Shakespeare meets The Who

The cast of Cal Shakes' world-premiere production of The Verona Project; photo by Kevin Berne.

 

If you are dedicated to producing 400 year old plays that have been presented over and over, you have to reach far and wide to find a way to make them fresh and new.  This year, Cal Shakes has take The Two Gentlemen of Verona, shattered the form of the play and re-assembled it as a rock opera, The Verona Project.

And that’s the easy part.  They had music in Shakespeare’s day, he would have understood.

Changing the character of Silvia to Silvio, and making the the lovers gay, seems  like just pandering to the news of the day, but that’s what they have done.

This is California, we’re supposed to be pretty open minded around here.  Nobody gasps, nobody storms out of the theater in high dudgeon when Silvio and Val develop a love affair on stage.  I’m not offended, I just feel preached to.

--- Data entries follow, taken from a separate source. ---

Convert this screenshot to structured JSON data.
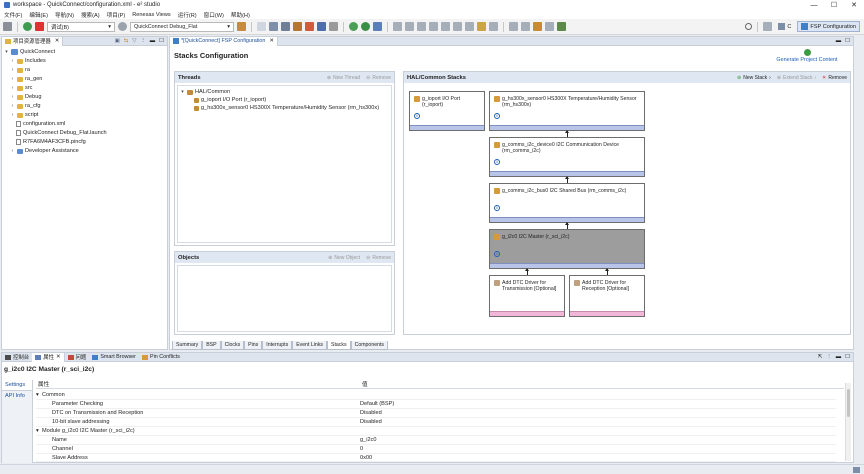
{
  "window": {
    "title": "workspace - QuickConnect/configuration.xml - e² studio",
    "minimize": "—",
    "maximize": "☐",
    "close": "✕"
  },
  "menu": [
    "文件(F)",
    "编辑(E)",
    "导航(N)",
    "搜索(A)",
    "项目(P)",
    "Renesas Views",
    "运行(R)",
    "窗口(W)",
    "帮助(H)"
  ],
  "toolbar": {
    "debug_mode": "调试(B)",
    "launch_config": "QuickConnect Debug_Flat",
    "perspective_c": "C",
    "perspective_fsp": "FSP Configuration"
  },
  "explorer": {
    "tab_label": "项目资源管理器",
    "items": [
      {
        "label": "QuickConnect",
        "icon": "project-icon",
        "expanded": true
      },
      {
        "label": "Includes",
        "icon": "folder-icon"
      },
      {
        "label": "ra",
        "icon": "folder-icon"
      },
      {
        "label": "ra_gen",
        "icon": "folder-icon"
      },
      {
        "label": "src",
        "icon": "folder-icon"
      },
      {
        "label": "Debug",
        "icon": "folder-icon"
      },
      {
        "label": "ra_cfg",
        "icon": "folder-icon"
      },
      {
        "label": "script",
        "icon": "folder-icon"
      },
      {
        "label": "configuration.xml",
        "icon": "file-icon"
      },
      {
        "label": "QuickConnect Debug_Flat.launch",
        "icon": "file-icon"
      },
      {
        "label": "R7FA6M4AF3CFB.pincfg",
        "icon": "file-icon"
      },
      {
        "label": "Developer Assistance",
        "icon": "assist-icon"
      }
    ]
  },
  "editor": {
    "tab_label": "*[QuickConnect] FSP Configuration",
    "heading": "Stacks Configuration",
    "generate_label": "Generate Project Content",
    "threads": {
      "title": "Threads",
      "new_thread": "New Thread",
      "remove": "Remove",
      "root": "HAL/Common",
      "children": [
        "g_ioport I/O Port (r_ioport)",
        "g_hs300x_sensor0 HS300X Temperature/Humidity Sensor (rm_hs300x)"
      ]
    },
    "objects": {
      "title": "Objects",
      "new_object": "New Object",
      "remove": "Remove"
    },
    "stacks": {
      "title": "HAL/Common Stacks",
      "new_stack": "New Stack",
      "extend_stack": "Extend Stack",
      "remove": "Remove",
      "components": [
        "g_ioport I/O Port (r_ioport)",
        "g_hs300x_sensor0 HS300X Temperature/Humidity Sensor (rm_hs300x)",
        "g_comms_i2c_device0 I2C Communication Device (rm_comms_i2c)",
        "g_comms_i2c_bus0 I2C Shared Bus (rm_comms_i2c)",
        "g_i2c0 I2C Master (r_sci_i2c)",
        "Add DTC Driver for Transmission [Optional]",
        "Add DTC Driver for Reception [Optional]"
      ]
    },
    "bottom_tabs": [
      "Summary",
      "BSP",
      "Clocks",
      "Pins",
      "Interrupts",
      "Event Links",
      "Stacks",
      "Components"
    ]
  },
  "bottom_panel": {
    "tabs": [
      "控制台",
      "属性",
      "问题",
      "Smart Browser",
      "Pin Conflicts"
    ],
    "title": "g_i2c0 I2C Master (r_sci_i2c)",
    "side_tabs": [
      "Settings",
      "API Info"
    ],
    "col_property": "属性",
    "col_value": "值",
    "rows": [
      {
        "key": "Common",
        "value": "",
        "level": 0,
        "group": true
      },
      {
        "key": "Parameter Checking",
        "value": "Default (BSP)",
        "level": 1
      },
      {
        "key": "DTC on Transmission and Reception",
        "value": "Disabled",
        "level": 1
      },
      {
        "key": "10-bit slave addressing",
        "value": "Disabled",
        "level": 1
      },
      {
        "key": "Module g_i2c0 I2C Master (r_sci_i2c)",
        "value": "",
        "level": 0,
        "group": true
      },
      {
        "key": "Name",
        "value": "g_i2c0",
        "level": 1
      },
      {
        "key": "Channel",
        "value": "0",
        "level": 1
      },
      {
        "key": "Slave Address",
        "value": "0x00",
        "level": 1
      }
    ]
  }
}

Plot?  You want plot?  We got plenty of plot here.  Val and Pro (Proteus) are friends, until Pro finds a girl, Julia.  So Val moves to the big city, meets Sylvio and falls in love, but it’s all hush-hush because Sylvio is the Dukes son and is engaged to Thuria.  Pro leaves Julia and moves to the big city to find himself. The Duke finds out about Sylvio and Val.  Sylvio denies Val, who runs away.  Proteus falls in love with Sylvio. Julia comes to the big city to find Pro, disguised in her father’s old Guards coat.  The Duke thinks Julia is one of his Guards and orders her to guard Sylvio.

Then things get complicated.

Then things work out.

We are happy that Sylvio and Val get to be together.  We wonder about why Julia takes Proteus back, since he’s still a jerk.  We wonder about the amazing fluidity of Pro’s sexuality, switching from straight to gay and back without the tiniest hesitation.

We liked the music.  We loved the acting, particularly Arwen Anderson as Julia.  The set, as always with Cal Shakes, in innovative and wonderful.

The part Bill Shakespeare wrote have stood the test of 400 years.  The new parts probably won’t.  Too preachy, too California touchy-feely,  I’m OK/You’re OK psychobabble.

Overall?  Go see it.  You’ll like it.

 

. . .

 

After the show, dinner at Postino, the old standby.  They have a young man singing and playing guitar most evenings, and he’s great.  Linda ordered the trout, and was amazed at how beautifully they had managed to bone it out and still preserve the form of the fish.  Micky and I had the short ribs, Gail had a rib eye so good she took some home–and she never does that.  Postino is like the original version of a Shakespeare play–tried and true, not fancy, not hyper-modern, just cranking out the good stuff day after day.